Glycogen Storage Diseases Program

The Boston Children’s Glycogen Storage Diseases Program is a multidisciplinary program for children and adults with known glycogen storage diseases. We are part of the Division of Genetics and Genomics. In addition we are one of the sites for the first-in-human gene therapy clinical trial to treat glycogen storage diseases type 1a in both children and adults.

Glycogen storage diseases are inborn errors of metabolism caused by missing enzymes, leading to stored glycogen in the body that cannot be metabolized into glucose to supply energy. Symptoms can include enlargement of the liver (hepatomegaly); kidney (nephromegaly); elevated levels of lactate, uric acid, and lipids; delayed growth and development; osteoporosis; and muscle weakness, to name a few.

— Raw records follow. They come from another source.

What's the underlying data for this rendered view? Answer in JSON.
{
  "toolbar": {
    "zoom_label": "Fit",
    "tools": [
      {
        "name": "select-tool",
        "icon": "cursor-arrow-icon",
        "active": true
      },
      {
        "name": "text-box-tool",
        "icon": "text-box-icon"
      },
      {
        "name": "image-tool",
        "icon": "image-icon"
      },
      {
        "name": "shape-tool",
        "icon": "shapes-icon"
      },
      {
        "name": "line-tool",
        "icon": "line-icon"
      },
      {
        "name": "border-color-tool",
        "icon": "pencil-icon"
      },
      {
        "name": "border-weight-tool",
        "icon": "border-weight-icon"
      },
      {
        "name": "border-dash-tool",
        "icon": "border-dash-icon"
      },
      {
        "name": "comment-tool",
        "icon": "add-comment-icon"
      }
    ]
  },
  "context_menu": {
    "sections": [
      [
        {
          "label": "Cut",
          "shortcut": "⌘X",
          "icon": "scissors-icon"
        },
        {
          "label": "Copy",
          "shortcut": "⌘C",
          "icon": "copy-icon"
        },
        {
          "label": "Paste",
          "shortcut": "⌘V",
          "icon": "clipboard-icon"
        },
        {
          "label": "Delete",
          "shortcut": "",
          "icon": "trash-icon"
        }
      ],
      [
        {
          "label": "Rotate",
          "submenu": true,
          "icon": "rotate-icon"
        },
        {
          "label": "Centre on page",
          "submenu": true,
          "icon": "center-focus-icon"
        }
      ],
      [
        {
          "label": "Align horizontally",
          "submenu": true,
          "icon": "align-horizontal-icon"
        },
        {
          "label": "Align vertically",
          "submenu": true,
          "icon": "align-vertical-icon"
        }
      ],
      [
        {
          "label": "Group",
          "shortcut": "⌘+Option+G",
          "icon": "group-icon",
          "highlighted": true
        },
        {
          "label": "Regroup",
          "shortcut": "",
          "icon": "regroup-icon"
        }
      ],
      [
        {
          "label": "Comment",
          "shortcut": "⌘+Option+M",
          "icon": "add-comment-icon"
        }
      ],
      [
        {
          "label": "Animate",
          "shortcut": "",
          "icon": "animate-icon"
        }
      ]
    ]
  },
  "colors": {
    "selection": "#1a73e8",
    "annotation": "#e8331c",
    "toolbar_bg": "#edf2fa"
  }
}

Why Boston Children’s Hospital?

We offer integrated, individualized, multidisciplinary inpatient and outpatient care for all patients with glycogen storage diseases, as well as access to clinical trials. In addition, our team maintains close ties with all family support groups and patient advocacy groups who provide families facing similar challenges with additional support and helpful educational information. Dr. Walla Al-Hertani, the director of the program, also serves on the scientific advisory board of the Association for Glycogen Storage Diseases (AGSD).